Ne yalan söyliyeyim, AKP’lilerin bu yaptığına şaşırmadım zira bunları yaratan zaten ABD!
Ama bir şeye şaşırdım ve hatta çok üzüldüm:
Israrla araştırdım, iftar çadırında yemek alan o Müslümanlardan bir tanesi bile, “Ben Irak’ta, Libya’da, Afganistan’da ve Suriye’de milyonlarca Müslümanın kanına giren, on binlerce mümin hanımın ırzına geçen katil ABD’nin elçisinin dağıttığı pilavı almam” dememiş!
Yuh ulan size be!
Sizin dininiz Amerikan İslamı, orucunuz da Amerikan orucu haberiniz ola!
Bankalar bölünüyoruz derken borsa bayram yapıyor!
İşte size bugünkü Türkiye’ye çok iyi anlatan iki enstantane:
Türkiye’deki özel bankaların bir bölümü, Güneydoğu bölgesindeki gayrı menkulleri ipotek kabul edip kredi vermiyor!
Niye mi?
Türkiye bölünür, Güneydoğu kaybedilirse paramız batar diye!
Bakın bu haberi ben uydurmuyorum, Ekonomi Bakanı Zafer Çağlayan, Güneydoğu’dan ipotek karşılığı kredi veremeyen bankaları tehdit ettiğini gazeteler yazdı!
Söyleyin nasıl okumalıyız bu fotoğrafı!
Bankalar bu noktaya gelmiş ise eyvah ki eyvah!
Ve ikinci hadise:
Bankalar bile bölünmekten bu denli korkar ve Türkiye hem Suriye hem de PKK bağlamında adeta savaşın merkezinde iken, borsamız yere çakılacağına yükselip coşuyor iyi mi?
Peki bunun sebebi mi?
Malum, borsamızdaki hisselerin yüzde 70’inin üstü yabancılarda ve o yabancıların ardındaki irade, Türkiye’yi ya da ordusunu bölgede kullanmak ve iş gördürmek için panik olmasın diye şimdilik o doğrultuda pozisyon aldırıyor!
Hakkari kabusu ve ambulansla silah sevkiyatı!

Osman Pamukoğlu Paşa, Hakkari kaybedilme noktasındadır dedi ise orada durup düşünmek gerekiyor zira Pamukoğlu ekran şovmeni değil, Hakkari coğrafyasını karış karış bilen ve 90’lı yıllarda orayı yeniden vatan yapan gerçek bir kahramandır!
Şemdinli’de iki haftayı aşkın bir süredir yaşanan göğüs göğse muharebeler ve PKK’nın eskisi gibi vur-kaç metodunu değil de, vur-kal yolunu seçmesi bu beyanı doğrulamaktadır. Keza Başbakan’ın konu ile alakalı olarak zerre bir ayrıntıyı verememesi gelinen bu dehşet noktayı teyid ediyor!

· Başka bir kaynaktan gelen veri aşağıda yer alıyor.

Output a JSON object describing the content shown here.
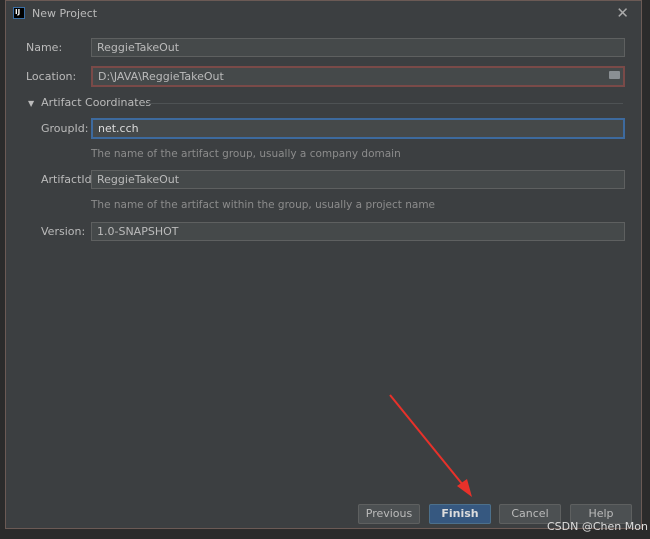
{
  "window": {
    "title": "New Project",
    "close_icon": "close-icon"
  },
  "form": {
    "name": {
      "label": "Name:",
      "value": "ReggieTakeOut"
    },
    "location": {
      "label": "Location:",
      "value": "D:\\JAVA\\ReggieTakeOut"
    },
    "section": "Artifact Coordinates",
    "group_id": {
      "label": "GroupId:",
      "value": "net.cch",
      "hint": "The name of the artifact group, usually a company domain"
    },
    "artifact_id": {
      "label": "ArtifactId:",
      "value": "ReggieTakeOut",
      "hint": "The name of the artifact within the group, usually a project name"
    },
    "version": {
      "label": "Version:",
      "value": "1.0-SNAPSHOT"
    }
  },
  "buttons": {
    "previous": "Previous",
    "finish": "Finish",
    "cancel": "Cancel",
    "help": "Help"
  },
  "watermark": "CSDN @Chen Mon",
  "colors": {
    "accent": "#365880",
    "error_border": "#7a4a48",
    "focus_border": "#3d6a9e",
    "arrow": "#e8312a"
  }
}
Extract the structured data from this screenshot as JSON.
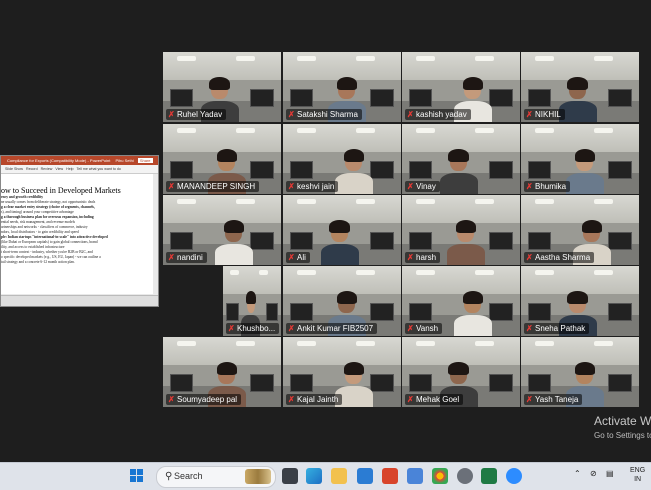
{
  "powerpoint": {
    "title_bar": "Compliance for Exports (Compatibility Mode) - PowerPoint",
    "user": "Pihu Sethi",
    "share": "Share",
    "ribbon_tabs": [
      "Slide Show",
      "Record",
      "Review",
      "View",
      "Help",
      "Tell me what you want to do"
    ],
    "slide_heading": "ow to Succeed in Developed Markets",
    "slide_lines": [
      {
        "text": "ency and growth credibility",
        "bold": true
      },
      {
        "text": "ne usually comes from deliberate strategy, not opportunistic deals",
        "bold": false
      },
      {
        "text": "g a clear market entry strategy (choice of segments, channels,",
        "bold": true
      },
      {
        "text": "s), and timing) around your competitive advantage",
        "bold": false
      },
      {
        "text": "g a thorough business plan for overseas expansion, including",
        "bold": true
      },
      {
        "text": "ential needs, risk management, and revenue models",
        "bold": false
      },
      {
        "text": "artnerships and networks - classifiers of commerce, industry",
        "bold": false
      },
      {
        "text": "ndors, local distributors - to gain credibility and speed",
        "bold": false
      },
      {
        "text": "ple: Indian startups \"international-in-scale\" into attractive developed",
        "bold": true
      },
      {
        "text": "(like Dubai or European capitals) to gain global connections, brand",
        "bold": false
      },
      {
        "text": "ility, and access to established infrastructure",
        "bold": false
      },
      {
        "text": "t short-term context - industry, whether you're B2B or B2C, and",
        "bold": false
      },
      {
        "text": "o specific developed markets (e.g., US, EU, Japan) - we can outline a",
        "bold": false
      },
      {
        "text": "tail strategy and a concrete 6-12 month action plan.",
        "bold": false
      }
    ]
  },
  "participants": [
    {
      "name": "Ruhel Yadav",
      "muted": true
    },
    {
      "name": "Satakshi Sharma",
      "muted": true
    },
    {
      "name": "kashish yadav",
      "muted": true
    },
    {
      "name": "NIKHIL",
      "muted": true
    },
    {
      "name": "MANANDEEP SINGH",
      "muted": true
    },
    {
      "name": "keshvi jain",
      "muted": true
    },
    {
      "name": "Vinay",
      "muted": true
    },
    {
      "name": "Bhumika",
      "muted": true
    },
    {
      "name": "nandini",
      "muted": true
    },
    {
      "name": "Ali",
      "muted": true
    },
    {
      "name": "harsh",
      "muted": true
    },
    {
      "name": "Aastha Sharma",
      "muted": true
    },
    {
      "name": "Khushbo...",
      "muted": true
    },
    {
      "name": "Ankit Kumar FIB2507",
      "muted": true
    },
    {
      "name": "Vansh",
      "muted": true
    },
    {
      "name": "Sneha Pathak",
      "muted": true
    },
    {
      "name": "Soumyadeep pal",
      "muted": true
    },
    {
      "name": "Kajal Jainth",
      "muted": true
    },
    {
      "name": "Mehak Goel",
      "muted": true
    },
    {
      "name": "Yash Taneja",
      "muted": true
    }
  ],
  "watermark": {
    "line1": "Activate Wi",
    "line2": "Go to Settings to"
  },
  "taskbar": {
    "search_label": "Search",
    "language_line1": "ENG",
    "language_line2": "IN"
  },
  "colors": {
    "muted_icon": "#e53935",
    "ppt_brand": "#b7472a",
    "start_blue": "#1976d2"
  }
}
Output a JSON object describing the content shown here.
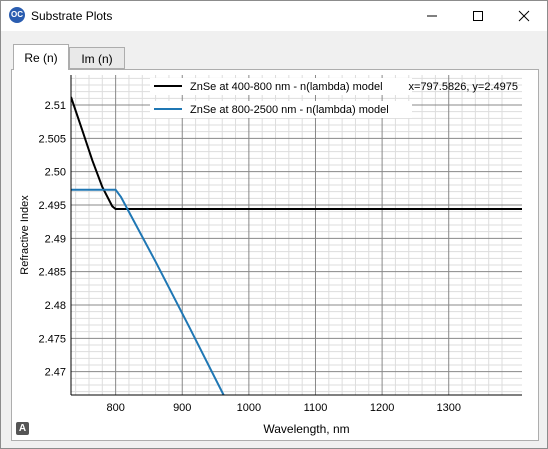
{
  "window": {
    "title": "Substrate Plots",
    "icon_label": "OC",
    "controls": {
      "minimize": "minimize-icon",
      "maximize": "maximize-icon",
      "close": "close-icon"
    }
  },
  "tabs": [
    {
      "label": "Re (n)",
      "active": true
    },
    {
      "label": "Im (n)",
      "active": false
    }
  ],
  "cursor_readout": "x=797.5826, y=2.4975",
  "font_indicator": "A",
  "colors": {
    "series_zns_400_800": "#000000",
    "series_zns_800_2500": "#1f77b4",
    "grid_major": "#888888",
    "grid_minor": "#dddddd"
  },
  "chart_data": {
    "type": "line",
    "title": "",
    "xlabel": "Wavelength, nm",
    "ylabel": "Refractive Index",
    "xlim": [
      733,
      1410
    ],
    "ylim": [
      2.4665,
      2.5145
    ],
    "xticks": [
      800,
      900,
      1000,
      1100,
      1200,
      1300
    ],
    "yticks": [
      2.47,
      2.475,
      2.48,
      2.485,
      2.49,
      2.495,
      2.5,
      2.505,
      2.51
    ],
    "ytick_labels": [
      "2.47",
      "2.475",
      "2.48",
      "2.485",
      "2.49",
      "2.495",
      "2.50",
      "2.505",
      "2.51"
    ],
    "grid": true,
    "legend_position": "top",
    "series": [
      {
        "name": "ZnSe at 400-800 nm - n(lambda) model",
        "x": [
          733,
          750,
          765,
          780,
          795,
          800,
          1410
        ],
        "y": [
          2.5112,
          2.5062,
          2.5017,
          2.4977,
          2.4948,
          2.4944,
          2.4944
        ]
      },
      {
        "name": "ZnSe at 800-2500 nm - n(lambda) model",
        "x": [
          733,
          800,
          808,
          860,
          910,
          962
        ],
        "y": [
          2.4973,
          2.4973,
          2.4962,
          2.4865,
          2.4768,
          2.4665
        ]
      }
    ]
  }
}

Görüyorsunuz, 2002’de bitme noktasında olan PKK, AKP iktidarı sayesinde sadece uluslararası meşruiyet kazanmadı aynı zamanda vatan yapacağı toprağı fetih sürecindedir ki bu tablo, görmeyen gözlere, duymayan kulaklara ithaf olunur!
Ve gelelim Suriye’ye ambulansla silah gönderilmesi hadisesine!
Bu iddia CHP’nin bölge milletvikili Mevlüt Dudu’ya aittir ve yöre halkının gözlemlerinin sonucudur!
AKP, Suriye gafletinde hangi noktadadır görüyorsunuz! İyi de bu AKP Hakkari nerede ise kaybedilir noktada iken neden hala Suriye için yırtınır ve PKK ile mücadele eden orduyu Suriye sınırına yığar!
Yok, bu durumu sadece gaflet ve dalaletle izah edemeyiz!